Infection of humans with Ehrlichia chaffeensis, the etiologic agent of human monocytic ehrlichiosis, can cause hepatitis of various levels of severity. When the three human isolates of E. chaffeensis, each belonging to a different genogroup, are inoculated into severe combined immunodeficiency mice, the order of severity of clinical signs and bacterial burden detected in the liver is as follows (from greatest to least severity and highest to lowest burden): strain Wakulla, followed by strain Liberty, followed by strain Arkansas. In this article, we used microarray analysis to define transcriptional profiles characteristic of the histopathological features in the mouse liver.

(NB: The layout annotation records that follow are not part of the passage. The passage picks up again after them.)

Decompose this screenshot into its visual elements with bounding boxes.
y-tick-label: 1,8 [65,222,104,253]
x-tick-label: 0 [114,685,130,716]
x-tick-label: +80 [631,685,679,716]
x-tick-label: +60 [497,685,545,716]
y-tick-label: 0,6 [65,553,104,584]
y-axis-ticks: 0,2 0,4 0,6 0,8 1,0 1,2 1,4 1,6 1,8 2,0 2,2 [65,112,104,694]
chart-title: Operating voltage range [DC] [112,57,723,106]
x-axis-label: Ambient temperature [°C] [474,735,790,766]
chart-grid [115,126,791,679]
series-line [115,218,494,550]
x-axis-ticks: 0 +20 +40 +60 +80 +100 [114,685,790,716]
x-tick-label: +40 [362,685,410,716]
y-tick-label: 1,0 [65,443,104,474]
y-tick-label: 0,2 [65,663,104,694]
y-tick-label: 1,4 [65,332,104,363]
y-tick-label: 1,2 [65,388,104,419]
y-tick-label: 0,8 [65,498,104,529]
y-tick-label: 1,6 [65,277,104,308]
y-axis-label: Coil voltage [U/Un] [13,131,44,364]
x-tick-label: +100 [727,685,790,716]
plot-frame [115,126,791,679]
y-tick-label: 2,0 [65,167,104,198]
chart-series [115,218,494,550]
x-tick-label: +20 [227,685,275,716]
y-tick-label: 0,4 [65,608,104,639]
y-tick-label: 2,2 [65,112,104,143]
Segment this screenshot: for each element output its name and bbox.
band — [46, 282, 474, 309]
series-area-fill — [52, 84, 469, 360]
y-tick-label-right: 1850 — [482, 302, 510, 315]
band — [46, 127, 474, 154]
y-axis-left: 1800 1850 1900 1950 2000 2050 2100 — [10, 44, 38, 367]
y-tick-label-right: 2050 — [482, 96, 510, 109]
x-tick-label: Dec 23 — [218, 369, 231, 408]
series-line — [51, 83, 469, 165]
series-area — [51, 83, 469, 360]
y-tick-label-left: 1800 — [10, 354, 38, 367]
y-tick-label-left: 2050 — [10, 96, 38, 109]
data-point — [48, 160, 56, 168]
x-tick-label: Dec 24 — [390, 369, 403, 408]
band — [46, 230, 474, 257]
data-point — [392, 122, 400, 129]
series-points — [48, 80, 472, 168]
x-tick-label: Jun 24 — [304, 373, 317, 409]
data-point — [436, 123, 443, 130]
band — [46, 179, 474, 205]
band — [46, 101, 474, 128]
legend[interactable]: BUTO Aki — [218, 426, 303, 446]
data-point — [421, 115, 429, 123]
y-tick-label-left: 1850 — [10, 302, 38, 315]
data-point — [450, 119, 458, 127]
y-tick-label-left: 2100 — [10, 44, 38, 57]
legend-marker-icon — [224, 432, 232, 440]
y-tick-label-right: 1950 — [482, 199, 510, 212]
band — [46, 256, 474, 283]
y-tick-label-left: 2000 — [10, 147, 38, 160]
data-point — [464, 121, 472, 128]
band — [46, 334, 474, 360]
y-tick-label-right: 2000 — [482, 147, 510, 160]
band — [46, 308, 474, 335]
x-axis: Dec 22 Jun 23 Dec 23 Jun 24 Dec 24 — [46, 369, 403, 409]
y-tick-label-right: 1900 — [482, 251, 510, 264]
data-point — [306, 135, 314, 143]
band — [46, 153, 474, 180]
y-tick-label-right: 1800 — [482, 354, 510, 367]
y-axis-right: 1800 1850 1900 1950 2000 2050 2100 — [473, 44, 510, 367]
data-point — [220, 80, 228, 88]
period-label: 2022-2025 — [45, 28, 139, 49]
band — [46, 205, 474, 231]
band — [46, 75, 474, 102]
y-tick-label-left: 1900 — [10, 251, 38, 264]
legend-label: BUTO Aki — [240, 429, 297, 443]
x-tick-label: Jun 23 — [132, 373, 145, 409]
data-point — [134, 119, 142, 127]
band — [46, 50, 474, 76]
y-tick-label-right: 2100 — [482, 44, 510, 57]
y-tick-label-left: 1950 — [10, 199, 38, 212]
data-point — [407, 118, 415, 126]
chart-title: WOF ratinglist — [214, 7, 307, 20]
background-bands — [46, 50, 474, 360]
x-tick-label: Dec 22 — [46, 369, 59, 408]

Cytokine and chemokine profiles and their receptor profiles were strikingly different among the three strains of E. chaffeensis: gamma interferon, CCL5, CXCL1, CXCL2, CXCL7, CXCL9, interleukin 2 receptor gamma (IL2Rgamma), IL21R, CCR2, and CXCR6 were highly upregulated with strain Arkansas; and tumor necrosis factor (TNF), CCL2, CCL3, CCL5, CCL6, CCL12, CCL20, CXCL2, CXCL7, CXCL9, CXCL13, TNF receptor superfamily 9 (TNFRSF9), TNFRSF13beta, IL1R2, IL2Rgamma, IL20Rbeta, IL21R, CCR1, CCR2, and CXCR4 were highly upregulated with strain Wakulla. With strain Liberty, only CXCL13 was highly upregulated, and IL13Ralpha2 was downregulated. In livers infected with the Arkansas strain, monocytes/macrophages and NK cells were enriched in the granulomas and an increase in NK cell marker mRNAs was detected. Livers infected with the Wakulla strain displayed infiltration of significantly more neutrophils and an increase in neutrophil marker mRNAs. Genes commonly upregulated in liver tissue infected with the three strains are other host innate immune and inflammatory response genes, including those encoding several acute-phase proteins. Genes downregulated commonly are related to host physiologic functions. The results suggest that marked modulation of host cytokine and chemokine profiles by E. chaffeensis strains underlies the distinct host liver disease.